History

United States
- Name: USS Porpoise
- Builder: Portsmouth Navy Yard
- Launched: 1820
- Fate: Sunk, 1833

General characteristics
- Type: Schooner
- Displacement: 177 long tons (180 t)
- Length: 86 ft (26 m)
- Beam: 24 ft 7 in (7.49 m)
- Depth: 10 ft 4 in (3.15 m)
- Propulsion: Sail
- Armament: 12 × 6-pounder guns

= USS Porpoise (1820) =

Schooner

The first USS Porpoise was a topsail schooner in the United States Navy.

Porpoise was built in 1820 at the Portsmouth Navy Yard, Kittery, Maine. The schooners , , and were her sister ships.

She first cruised in the West Indies in 1821–1823, Lieutenant James Ramage in command, hunting pirates.

Cruising the West African coast in 1824–25, the schooner engaged in the suppression of the slave trade.
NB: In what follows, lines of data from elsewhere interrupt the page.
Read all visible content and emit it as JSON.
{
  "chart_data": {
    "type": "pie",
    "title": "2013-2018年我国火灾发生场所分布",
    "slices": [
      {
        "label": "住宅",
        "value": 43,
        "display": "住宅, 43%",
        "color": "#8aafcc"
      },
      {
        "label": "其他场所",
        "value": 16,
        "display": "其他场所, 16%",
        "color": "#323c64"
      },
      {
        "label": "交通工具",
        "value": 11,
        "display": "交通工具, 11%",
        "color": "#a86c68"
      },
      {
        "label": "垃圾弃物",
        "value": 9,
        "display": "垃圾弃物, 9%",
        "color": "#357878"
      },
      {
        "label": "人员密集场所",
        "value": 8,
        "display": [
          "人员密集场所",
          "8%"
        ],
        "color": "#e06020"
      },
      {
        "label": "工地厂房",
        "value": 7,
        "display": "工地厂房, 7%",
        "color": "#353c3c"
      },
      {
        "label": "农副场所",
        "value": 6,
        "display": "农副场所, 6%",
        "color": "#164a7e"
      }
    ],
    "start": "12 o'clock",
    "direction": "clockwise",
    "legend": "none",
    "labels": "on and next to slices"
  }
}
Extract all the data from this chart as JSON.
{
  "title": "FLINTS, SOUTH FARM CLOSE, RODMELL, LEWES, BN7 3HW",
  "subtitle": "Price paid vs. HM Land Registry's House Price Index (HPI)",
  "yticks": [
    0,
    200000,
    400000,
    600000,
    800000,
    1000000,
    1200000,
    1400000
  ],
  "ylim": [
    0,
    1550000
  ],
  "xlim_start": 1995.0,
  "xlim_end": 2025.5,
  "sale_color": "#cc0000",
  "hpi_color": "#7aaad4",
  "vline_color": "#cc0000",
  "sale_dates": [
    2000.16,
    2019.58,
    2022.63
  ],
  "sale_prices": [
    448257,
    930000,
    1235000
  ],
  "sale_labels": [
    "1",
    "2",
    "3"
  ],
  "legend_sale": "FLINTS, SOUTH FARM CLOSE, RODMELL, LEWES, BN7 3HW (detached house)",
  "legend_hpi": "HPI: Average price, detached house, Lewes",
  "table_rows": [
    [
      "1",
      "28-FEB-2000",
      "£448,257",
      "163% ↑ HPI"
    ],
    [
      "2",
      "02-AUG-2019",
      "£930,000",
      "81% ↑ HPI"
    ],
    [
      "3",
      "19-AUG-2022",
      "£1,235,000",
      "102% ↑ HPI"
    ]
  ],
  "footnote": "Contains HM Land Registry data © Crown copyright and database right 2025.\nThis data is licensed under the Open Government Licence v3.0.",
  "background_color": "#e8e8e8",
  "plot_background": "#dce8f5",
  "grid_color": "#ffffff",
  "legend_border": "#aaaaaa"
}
Late in 1825, she returned to the United States and, under Commander Foxhall A. Parker, Sr., cruised off the northeast coast of the United States.

Porpoise cruised the Mediterranean from 1826 until 1830 under the command of Lts. Benjamin Cooper, John H. Bell, and Thomas M. Newell successively. During this time she participated in the Battle of Doro Passage where she dispatched boats under the command of Lieutenant Louis M. Goldsborough to recapture the British brig Comet from pirates. Returning to the West Indies in 1830, she sailed under Lts. John Percival, James Armstrong, and James McIntosh.

While cruising in the West Indies in 1833 under the command of Lt. William Taylor, Porpoise was wrecked on a reef off Point Lizardo.